Am nächsten Tag war dann tatsächlich die große Pressekonferenz mitten im halb fertig gebauten Set von Minas Tirith. Alle Hauptakteure dieses ganzen Wanderzirkuses, als einen solchen sahen wir uns nämlich mittlerweile, nahmen daran Teil und so war es unmöglich an diesem Tag auch nur daran zu denken, irgendetwas aufzunehmen. Ich fühlte mich unwohl in solch einer Masse mir unbekannter Menschen. Aor allem weil sie mit ihren gierigen Videokameras alles aufnahmen, was ihnen vor die Linse kam.

 

„Der Kleine ist aber niedlich. Spielt er auch eine Rolle im Film?“, fragte eine Reporterin und wollte Seth‘ kleine Händchen berühren. Etwas verwirrt ging ich einen Schritt zurück, die Kamera ihres Kameramannes war auf mich gerichtet.

 

„Nein. Er ist noch viel zu klein dafür“, sagte ich dann und hoffte, das würde der Reporterin reichen, tat es aber nicht. Ich sah, dass Orlando nicht wirklich weit weg stand und sich selbst gerade von einem Trupp Reporter umstellt sah. Als ich ihn direkt und etwas hilflos ansah, formte er mit seinen Lippen ein „Dein Sohn.“ Das sollte ich wahrscheinlich sagen, wenn mich jemand fragte, wessen Kind der Kleine war. Sicherlich wollte Orlando nicht, dass sein gerade einmal 5 Monate alter Sohn schon in das Rampenlicht gedrängt wurde und ich konnte es verstehen.

 

„Und was machen Sie hier am Set?“, fragte sie mich dann etwas aufdringlich.
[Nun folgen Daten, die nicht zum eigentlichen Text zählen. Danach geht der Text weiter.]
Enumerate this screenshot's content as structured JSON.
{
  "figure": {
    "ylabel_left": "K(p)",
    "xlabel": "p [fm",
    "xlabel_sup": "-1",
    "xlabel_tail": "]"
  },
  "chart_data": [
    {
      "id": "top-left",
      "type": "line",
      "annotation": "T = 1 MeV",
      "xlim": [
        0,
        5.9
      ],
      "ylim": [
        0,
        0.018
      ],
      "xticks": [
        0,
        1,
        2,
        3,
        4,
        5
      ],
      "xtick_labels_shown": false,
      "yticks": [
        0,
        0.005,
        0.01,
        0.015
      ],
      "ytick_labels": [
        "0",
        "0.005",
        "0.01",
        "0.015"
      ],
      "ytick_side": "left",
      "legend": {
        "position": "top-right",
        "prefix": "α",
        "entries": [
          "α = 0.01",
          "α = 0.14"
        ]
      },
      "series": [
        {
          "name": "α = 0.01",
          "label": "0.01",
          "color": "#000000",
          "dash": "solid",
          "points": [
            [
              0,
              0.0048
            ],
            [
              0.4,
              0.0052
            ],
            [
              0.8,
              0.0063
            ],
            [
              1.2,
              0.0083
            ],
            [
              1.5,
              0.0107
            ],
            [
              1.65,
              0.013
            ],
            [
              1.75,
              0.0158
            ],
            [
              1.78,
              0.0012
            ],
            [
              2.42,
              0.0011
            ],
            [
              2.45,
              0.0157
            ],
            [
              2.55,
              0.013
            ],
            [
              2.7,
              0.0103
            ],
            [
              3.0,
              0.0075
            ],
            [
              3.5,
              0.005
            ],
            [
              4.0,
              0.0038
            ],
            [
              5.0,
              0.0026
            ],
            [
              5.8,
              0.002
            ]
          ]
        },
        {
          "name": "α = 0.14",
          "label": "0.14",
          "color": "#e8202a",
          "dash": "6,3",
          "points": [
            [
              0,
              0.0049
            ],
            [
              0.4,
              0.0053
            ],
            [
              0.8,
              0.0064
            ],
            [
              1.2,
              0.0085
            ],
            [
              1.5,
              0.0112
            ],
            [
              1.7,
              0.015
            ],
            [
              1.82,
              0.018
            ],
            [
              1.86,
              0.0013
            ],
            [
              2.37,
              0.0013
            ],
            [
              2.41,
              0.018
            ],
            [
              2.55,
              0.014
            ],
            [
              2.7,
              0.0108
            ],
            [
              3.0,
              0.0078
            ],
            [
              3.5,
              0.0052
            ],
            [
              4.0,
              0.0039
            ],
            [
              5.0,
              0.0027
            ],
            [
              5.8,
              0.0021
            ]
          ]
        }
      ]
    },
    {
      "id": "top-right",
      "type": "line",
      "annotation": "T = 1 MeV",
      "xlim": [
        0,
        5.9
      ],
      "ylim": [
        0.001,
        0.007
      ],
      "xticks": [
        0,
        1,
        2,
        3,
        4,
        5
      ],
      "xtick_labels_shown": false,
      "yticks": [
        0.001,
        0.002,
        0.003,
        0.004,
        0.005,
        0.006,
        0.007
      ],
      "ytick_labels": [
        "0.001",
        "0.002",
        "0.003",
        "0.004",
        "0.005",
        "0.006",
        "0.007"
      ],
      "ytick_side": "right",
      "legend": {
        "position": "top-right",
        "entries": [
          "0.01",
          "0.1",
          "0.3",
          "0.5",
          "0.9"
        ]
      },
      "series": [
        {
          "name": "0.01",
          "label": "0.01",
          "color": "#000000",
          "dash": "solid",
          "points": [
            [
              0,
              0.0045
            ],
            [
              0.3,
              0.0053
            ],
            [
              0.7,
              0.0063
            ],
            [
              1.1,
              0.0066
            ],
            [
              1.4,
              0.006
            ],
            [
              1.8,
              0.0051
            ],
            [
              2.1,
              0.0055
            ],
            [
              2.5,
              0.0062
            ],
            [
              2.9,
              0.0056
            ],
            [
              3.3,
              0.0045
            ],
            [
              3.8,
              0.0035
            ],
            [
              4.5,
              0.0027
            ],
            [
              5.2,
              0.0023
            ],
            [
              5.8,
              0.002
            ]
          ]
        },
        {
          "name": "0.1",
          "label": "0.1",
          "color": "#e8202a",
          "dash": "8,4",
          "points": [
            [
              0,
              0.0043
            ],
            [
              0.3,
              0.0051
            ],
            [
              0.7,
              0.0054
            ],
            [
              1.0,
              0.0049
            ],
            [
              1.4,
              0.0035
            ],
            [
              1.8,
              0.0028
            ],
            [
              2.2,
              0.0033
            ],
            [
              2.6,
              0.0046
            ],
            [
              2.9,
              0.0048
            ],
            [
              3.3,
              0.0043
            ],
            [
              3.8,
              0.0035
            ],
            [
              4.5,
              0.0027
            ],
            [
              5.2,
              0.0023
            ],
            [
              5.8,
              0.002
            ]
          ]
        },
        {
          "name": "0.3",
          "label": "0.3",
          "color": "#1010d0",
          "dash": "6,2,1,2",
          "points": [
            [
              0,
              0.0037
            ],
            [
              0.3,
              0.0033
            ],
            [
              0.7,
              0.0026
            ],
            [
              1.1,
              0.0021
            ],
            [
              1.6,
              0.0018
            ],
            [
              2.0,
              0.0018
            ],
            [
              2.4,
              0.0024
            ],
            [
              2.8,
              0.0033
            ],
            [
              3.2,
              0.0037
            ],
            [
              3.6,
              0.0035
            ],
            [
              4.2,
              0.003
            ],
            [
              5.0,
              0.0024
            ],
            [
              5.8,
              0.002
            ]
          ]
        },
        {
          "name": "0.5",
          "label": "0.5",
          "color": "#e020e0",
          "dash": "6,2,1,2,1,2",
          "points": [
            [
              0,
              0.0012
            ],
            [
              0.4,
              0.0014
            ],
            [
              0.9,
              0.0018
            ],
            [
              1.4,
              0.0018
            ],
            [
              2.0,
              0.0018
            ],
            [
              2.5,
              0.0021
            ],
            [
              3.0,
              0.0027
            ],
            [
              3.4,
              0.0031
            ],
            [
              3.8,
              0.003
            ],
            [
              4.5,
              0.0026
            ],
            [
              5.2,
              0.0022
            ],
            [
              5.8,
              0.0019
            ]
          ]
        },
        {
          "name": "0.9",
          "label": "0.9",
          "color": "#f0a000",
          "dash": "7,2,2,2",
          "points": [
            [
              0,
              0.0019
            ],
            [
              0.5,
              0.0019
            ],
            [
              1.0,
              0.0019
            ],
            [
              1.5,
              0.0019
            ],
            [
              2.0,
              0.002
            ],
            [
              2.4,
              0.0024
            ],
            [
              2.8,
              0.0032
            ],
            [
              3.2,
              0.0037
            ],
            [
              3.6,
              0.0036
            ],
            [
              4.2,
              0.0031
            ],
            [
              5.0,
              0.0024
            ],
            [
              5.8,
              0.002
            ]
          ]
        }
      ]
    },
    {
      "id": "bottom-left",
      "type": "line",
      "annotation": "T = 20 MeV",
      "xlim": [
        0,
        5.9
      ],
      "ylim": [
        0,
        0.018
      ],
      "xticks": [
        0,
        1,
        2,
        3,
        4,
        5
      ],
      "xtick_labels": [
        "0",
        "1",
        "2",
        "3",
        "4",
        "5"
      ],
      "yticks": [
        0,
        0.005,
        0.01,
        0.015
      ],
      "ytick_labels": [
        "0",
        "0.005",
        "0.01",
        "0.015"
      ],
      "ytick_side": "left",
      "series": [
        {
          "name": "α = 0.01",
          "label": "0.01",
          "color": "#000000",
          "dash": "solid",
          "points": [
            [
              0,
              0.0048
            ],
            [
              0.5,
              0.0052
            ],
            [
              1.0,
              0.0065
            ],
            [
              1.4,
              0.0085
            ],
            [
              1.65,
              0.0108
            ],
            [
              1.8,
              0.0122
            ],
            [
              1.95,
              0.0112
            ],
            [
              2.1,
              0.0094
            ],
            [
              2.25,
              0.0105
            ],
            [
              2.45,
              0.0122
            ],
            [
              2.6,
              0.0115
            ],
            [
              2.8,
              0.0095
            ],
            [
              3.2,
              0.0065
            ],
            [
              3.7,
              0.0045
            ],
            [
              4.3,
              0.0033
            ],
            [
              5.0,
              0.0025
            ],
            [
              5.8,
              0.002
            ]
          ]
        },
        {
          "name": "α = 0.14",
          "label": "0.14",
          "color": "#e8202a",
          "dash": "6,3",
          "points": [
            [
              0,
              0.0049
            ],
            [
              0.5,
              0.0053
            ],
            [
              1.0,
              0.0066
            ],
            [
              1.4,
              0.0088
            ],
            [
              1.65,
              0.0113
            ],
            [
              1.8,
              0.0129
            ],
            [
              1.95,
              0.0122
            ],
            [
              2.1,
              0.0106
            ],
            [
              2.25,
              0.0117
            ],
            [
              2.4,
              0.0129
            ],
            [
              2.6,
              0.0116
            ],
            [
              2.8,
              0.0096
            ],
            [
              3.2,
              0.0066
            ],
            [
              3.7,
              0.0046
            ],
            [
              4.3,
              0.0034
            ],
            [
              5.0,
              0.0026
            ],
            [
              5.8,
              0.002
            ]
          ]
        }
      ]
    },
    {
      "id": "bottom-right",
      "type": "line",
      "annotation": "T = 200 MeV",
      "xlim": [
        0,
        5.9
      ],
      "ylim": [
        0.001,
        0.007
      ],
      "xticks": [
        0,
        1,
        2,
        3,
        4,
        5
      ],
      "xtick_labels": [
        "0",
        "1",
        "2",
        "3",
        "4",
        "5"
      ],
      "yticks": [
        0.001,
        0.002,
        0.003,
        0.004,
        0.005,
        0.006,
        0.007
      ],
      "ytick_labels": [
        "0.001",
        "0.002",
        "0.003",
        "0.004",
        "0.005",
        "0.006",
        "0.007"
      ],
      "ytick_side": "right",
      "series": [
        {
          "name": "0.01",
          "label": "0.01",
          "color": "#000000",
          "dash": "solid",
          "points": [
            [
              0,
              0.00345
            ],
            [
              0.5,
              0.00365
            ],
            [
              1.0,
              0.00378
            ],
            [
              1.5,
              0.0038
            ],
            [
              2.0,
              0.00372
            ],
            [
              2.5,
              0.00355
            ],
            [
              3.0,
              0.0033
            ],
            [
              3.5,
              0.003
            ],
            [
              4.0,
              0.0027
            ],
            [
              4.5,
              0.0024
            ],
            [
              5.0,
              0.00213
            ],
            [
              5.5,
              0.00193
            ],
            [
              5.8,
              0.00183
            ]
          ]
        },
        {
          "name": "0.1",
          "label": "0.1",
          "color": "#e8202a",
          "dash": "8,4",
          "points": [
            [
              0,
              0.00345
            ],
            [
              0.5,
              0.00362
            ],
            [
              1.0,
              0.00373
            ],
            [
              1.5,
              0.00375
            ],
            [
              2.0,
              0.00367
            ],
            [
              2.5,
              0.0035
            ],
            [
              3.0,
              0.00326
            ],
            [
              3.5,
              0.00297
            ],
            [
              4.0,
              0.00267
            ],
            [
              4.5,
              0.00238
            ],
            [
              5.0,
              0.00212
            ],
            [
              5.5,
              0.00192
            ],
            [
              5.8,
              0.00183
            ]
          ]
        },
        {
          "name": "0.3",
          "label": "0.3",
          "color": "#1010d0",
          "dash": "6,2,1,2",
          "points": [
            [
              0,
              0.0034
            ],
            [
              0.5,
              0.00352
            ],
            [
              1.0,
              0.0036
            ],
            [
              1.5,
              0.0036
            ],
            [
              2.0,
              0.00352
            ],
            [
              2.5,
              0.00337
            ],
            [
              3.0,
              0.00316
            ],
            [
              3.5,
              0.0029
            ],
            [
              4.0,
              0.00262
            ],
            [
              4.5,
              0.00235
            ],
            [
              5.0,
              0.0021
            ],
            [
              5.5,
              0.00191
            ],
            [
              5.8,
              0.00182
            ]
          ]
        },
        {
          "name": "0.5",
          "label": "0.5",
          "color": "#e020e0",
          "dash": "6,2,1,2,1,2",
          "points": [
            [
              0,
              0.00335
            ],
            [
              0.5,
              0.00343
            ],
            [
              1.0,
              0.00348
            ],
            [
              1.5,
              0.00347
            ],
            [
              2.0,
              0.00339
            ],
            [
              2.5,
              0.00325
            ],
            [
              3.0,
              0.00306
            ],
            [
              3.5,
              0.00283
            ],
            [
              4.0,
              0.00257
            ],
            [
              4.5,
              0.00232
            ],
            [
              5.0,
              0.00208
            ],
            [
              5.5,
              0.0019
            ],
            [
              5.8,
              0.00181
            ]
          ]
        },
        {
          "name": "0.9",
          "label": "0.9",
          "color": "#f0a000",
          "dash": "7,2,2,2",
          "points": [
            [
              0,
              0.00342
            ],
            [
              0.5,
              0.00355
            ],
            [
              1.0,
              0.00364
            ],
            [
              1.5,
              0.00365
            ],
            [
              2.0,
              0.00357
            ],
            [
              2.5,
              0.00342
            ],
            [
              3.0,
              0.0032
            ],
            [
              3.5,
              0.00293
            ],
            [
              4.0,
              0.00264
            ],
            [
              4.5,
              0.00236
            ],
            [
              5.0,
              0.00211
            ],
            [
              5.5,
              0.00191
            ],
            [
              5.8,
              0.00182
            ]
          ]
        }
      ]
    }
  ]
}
Ich trat wieder einen Schritt zurück und die Reporterin folgte mir.

 

„Ich bin ein einfaches Crewmitglied, die Souffleuse. Und jetzt lassen Sie mich bitte gehen, Ich muss meinen Sohn wickeln“, antwortete ich etwas energischer als Seth in dem ganzen Gewusel auch noch anfing zu weinen. Ich warf Orlando noch einen letzten Blick zu und er nickte dankbar.

 

Zu meinem großen Glück hatte mein Auftritt der Reporterin anscheinend nicht gefallen und als ich mir am Abend einige Ausschnitte der Konferenz zu Hause in meinem Zimmer ansah, war ich froh, dass weder Seth noch ich irgendwo zu sehen waren.